Femmes africaines et Spiritualité - Point de vue de Dr S.N Nyeck
- Eleonore Bassop
- 20 mai 2024
- 6 min de lecture
Dernière mise à jour : 25 mai 2024

Dr S.N Nyeck est une universitaire distinguée enseignant dans des universités américaines. Elle détient un doctorat en sciences politiques et économiques de l'Université de Californie Los Angeles et un doctorat en théologie pratique de Virginia Theological Seminary. Professeure Associée à l’Université de Colorado Boulder, cette Américaine d'origine camerounaise du peuple Bassa a récemment été intronisée Mbombok (Reine, Guide). Qu'est-ce qui a conduit cette intellectuelle vers ce retour aux sources ? J'ai voulu en savoir davantage et suis donc allée à sa rencontre.
EB :
Bonjour Dr Sybille Ngo Nyeck, vous avait été intronisée Mbombok par la confrérie du Koo. Pouvez-vous nous expliquer ce qu’est ce titre ?
Dr. S.NN :
Le peuple Bassa, Mbô et Bâti voit l’être humain comme un nœud crucial dans une longue chaîne du vivant. L’homme est en quête de réalisation par une communion consciente avec le passé, le présent et l’avenir, intégrant à la fois les aspects visibles et invisibles de la vie. Bien que les Bassas n'aient pas de concept spécifique de Dieu, ils reconnaissent, comme la plupart des peuples Bantous, un Être suprême au-delà de toutes formes de vie.

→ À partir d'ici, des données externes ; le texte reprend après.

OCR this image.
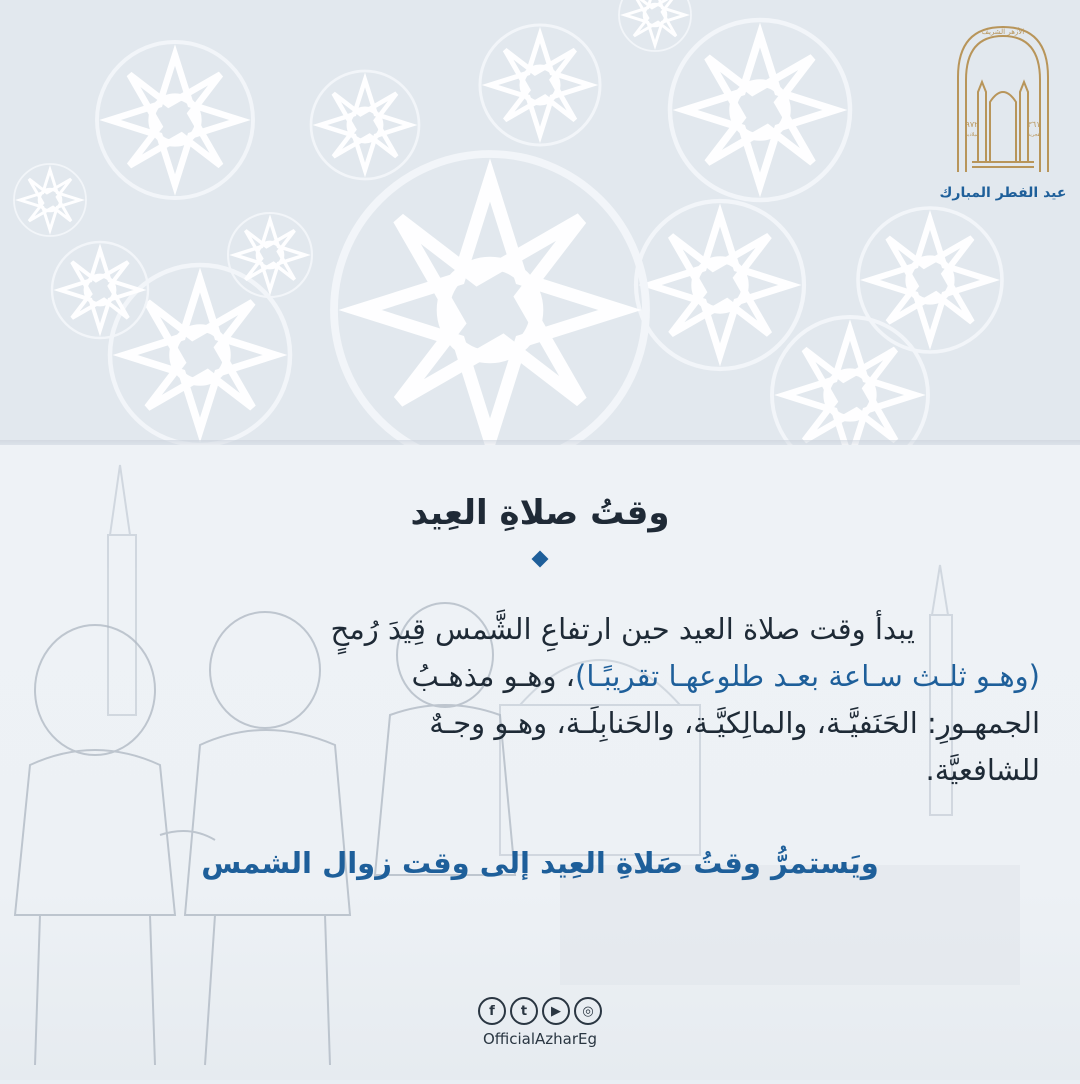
٩٧٢
ميلادية
٣٦١
هجرية
الأزهر الشريف
عيد الفطر المبارك
وقتُ صلاةِ العِيد
يبدأ وقت صلاة العيد حين ارتفاعِ الشَّمس قِيدَ رُمحٍ
(وهـو ثلـث سـاعة بعـد طلوعهـا تقريبًـا)، وهـو مذهـبُ
الجمهـورِ: الحَنَفيَّـة، والمالِكيَّـة، والحَنابِلَـة، وهـو وجـهٌ
للشافعيَّة.
ويَستمرُّ وقتُ صَلاةِ العِيد إلى وقت زوال الشمس
f	t	▶	◎
OfficialAzharEg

Socialement et organisationnellement, le Mbombok est l’autorité qui veille à l’équilibre spirituel, social et économique, et qui éveille les consciences. Cette personne rappelle que notre existence est un assemblage de multiples aspects du vivant. Porter le titre de Mbombok, une responsabilité majeure, implique la plus haute initiation, au-delà des dimensions surnaturelles ou divines. Il existe des Mbombok hommes et femmes.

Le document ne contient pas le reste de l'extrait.